- Wooden blocks
- Wooden airplane or trucks
- Scarves or playsilks
- Red wagon
- Writing kit -- A notebook or two, a hole punch, pencils (preferably made out of wood, newspaper, or old currency, not the ones coated in cute plastic designs!) and crayons, stamped envelopes (with your address on them!), looseleaf paper, a wood or metal ruler, a clipboard. This is a great opportunity to reuse/recycle office supplies you don't need any more. Put them in a box or tin, or make a fabric bag to hold them. My old gift guide recommended transparent tape and markers or highlighters, but if, like us, you are trying to cut down on plastic, here are some alternatives: a staple-less stapler, fancy paper photo corners, and watercolor pencils.

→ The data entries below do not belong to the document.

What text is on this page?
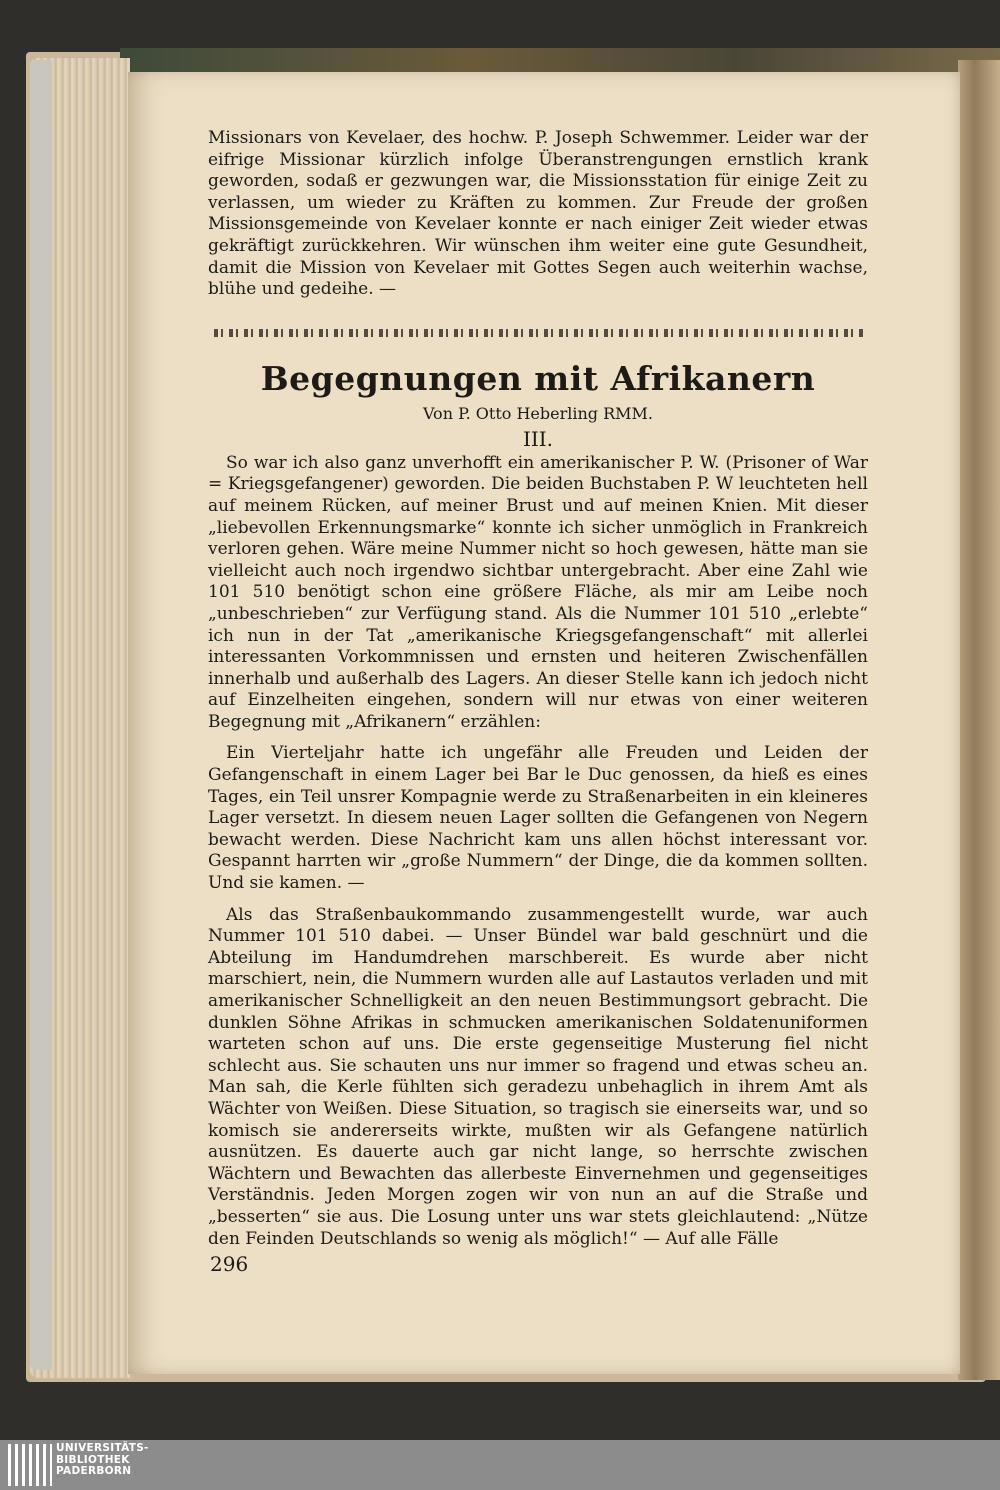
Missionars von Kevelaer, des hochw. P. Joseph Schwemmer. Leider war der eifrige Missionar kürzlich infolge Überanstrengungen ernstlich krank geworden, sodaß er gezwungen war, die Missionsstation für einige Zeit zu verlassen, um wieder zu Kräften zu kommen. Zur Freude der großen Missionsgemeinde von Kevelaer konnte er nach einiger Zeit wieder etwas gekräftigt zurückkehren. Wir wünschen ihm weiter eine gute Gesundheit, damit die Mission von Kevelaer mit Gottes Segen auch weiterhin wachse, blühe und gedeihe. —

Begegnungen mit Afrikanern
Von P. Otto Heberling RMM.
III.

So war ich also ganz unverhofft ein amerikanischer P. W. (Prisoner of War = Kriegsgefangener) geworden. Die beiden Buchstaben P. W leuchteten hell auf meinem Rücken, auf meiner Brust und auf meinen Knien. Mit dieser „liebevollen Erkennungsmarke“ konnte ich sicher unmöglich in Frankreich verloren gehen. Wäre meine Nummer nicht so hoch gewesen, hätte man sie vielleicht auch noch irgendwo sichtbar untergebracht. Aber eine Zahl wie 101 510 benötigt schon eine größere Fläche, als mir am Leibe noch „unbeschrieben“ zur Verfügung stand. Als die Nummer 101 510 „erlebte“ ich nun in der Tat „amerikanische Kriegsgefangenschaft“ mit allerlei interessanten Vorkommnissen und ernsten und heiteren Zwischenfällen innerhalb und außerhalb des Lagers. An dieser Stelle kann ich jedoch nicht auf Einzelheiten eingehen, sondern will nur etwas von einer weiteren Begegnung mit „Afrikanern“ erzählen:

Ein Vierteljahr hatte ich ungefähr alle Freuden und Leiden der Gefangenschaft in einem Lager bei Bar le Duc genossen, da hieß es eines Tages, ein Teil unsrer Kompagnie werde zu Straßenarbeiten in ein kleineres Lager versetzt. In diesem neuen Lager sollten die Gefangenen von Negern bewacht werden. Diese Nachricht kam uns allen höchst interessant vor. Gespannt harrten wir „große Nummern“ der Dinge, die da kommen sollten. Und sie kamen. —

Als das Straßenbaukommando zusammengestellt wurde, war auch Nummer 101 510 dabei. — Unser Bündel war bald geschnürt und die Abteilung im Handumdrehen marschbereit. Es wurde aber nicht marschiert, nein, die Nummern wurden alle auf Lastautos verladen und mit amerikanischer Schnelligkeit an den neuen Bestimmungsort gebracht. Die dunklen Söhne Afrikas in schmucken amerikanischen Soldatenuniformen warteten schon auf uns. Die erste gegenseitige Musterung fiel nicht schlecht aus. Sie schauten uns nur immer so fragend und etwas scheu an. Man sah, die Kerle fühlten sich geradezu unbehaglich in ihrem Amt als Wächter von Weißen. Diese Situation, so tragisch sie einerseits war, und so komisch sie andererseits wirkte, mußten wir als Gefangene natürlich ausnützen. Es dauerte auch gar nicht lange, so herrschte zwischen Wächtern und Bewachten das allerbeste Einvernehmen und gegenseitiges Verständnis. Jeden Morgen zogen wir von nun an auf die Straße und „besserten“ sie aus. Die Losung unter uns war stets gleichlautend: „Nütze den Feinden Deutschlands so wenig als möglich!“ — Auf alle Fälle

296
UNIVERSITÄTS-
BIBLIOTHEK
PADERBORN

- Felt board -- Staple black felt to a board, then cut out multicolored felt shapes.
- Sewing cards -- You can buy these, or make them by cutting shapes out of cardboard (collage it if you want it to be pretty) and punching holes around the edges. Tie a shoelace on and you're good to go! Or if you want to get really fancy, get this one.
- Jacob's Ladder
- Wooden spinning top
- Clothespins -- No joke! Give a kid a dozen clothespins, and it'll keep her busy for hours.

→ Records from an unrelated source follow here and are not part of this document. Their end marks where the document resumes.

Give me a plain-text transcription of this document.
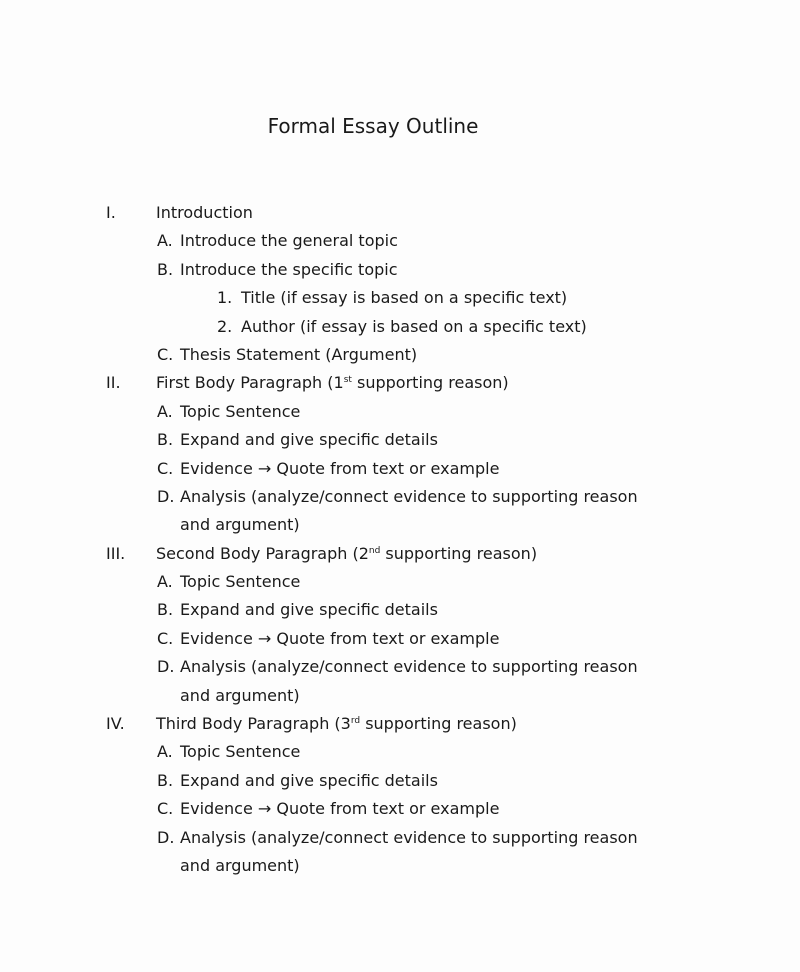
Formal Essay Outline
I.	Introduction
A. Introduce the general topic
B. Introduce the specific topic
1. Title (if essay is based on a specific text)
2. Author (if essay is based on a specific text)
C. Thesis Statement (Argument)
II. First Body Paragraph (1st supporting reason)
A. Topic Sentence
B. Expand and give specific details
C. Evidence → Quote from text or example
D. Analysis (analyze/connect evidence to supporting reason
and argument)
III. Second Body Paragraph (2nd supporting reason)
A. Topic Sentence
B. Expand and give specific details
C. Evidence → Quote from text or example
D. Analysis (analyze/connect evidence to supporting reason
and argument)
IV. Third Body Paragraph (3rd supporting reason)
A. Topic Sentence
B. Expand and give specific details
C. Evidence → Quote from text or example
D. Analysis (analyze/connect evidence to supporting reason
and argument)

- Tea set -- Collect mismatched but pretty pieces, put them in a nice box or individual velvet bags along with a promise to share tea together.
- Organic canvas or leather pouches to store treasures in
- Stick pony
- Dress up box -- Go to a thrift store or two and collect wacky ties, jackets, scarves, shoes, hats
- Playdough -- There are lots of good recipes for homemade dough. If you want to get really fancy, put a little dab of paste food coloring in the center of a plain ball of dough and seal the dough around it. As the child plays, the color will permeate what was formerly white/tan dough. Throw in some cookie cutters and it's the perfect gift.
- Tool box -- The year he was three, we gave Dante a real red metal toolbox, with real hammer, wrench, screwdriver, plus nails, screws, nuts, bolts. We also wrapped up a couple of pieces of pine (about 8 inches square and 2 inches deep). You could use any soft wood. One of the pieces had predrilled holes for screws, the other was plain to hammer nails into. He loved it!
- Magnet -- A big horseshoe magnet, or several smaller magnets, and a box of washers is a gift that's both educational and fun.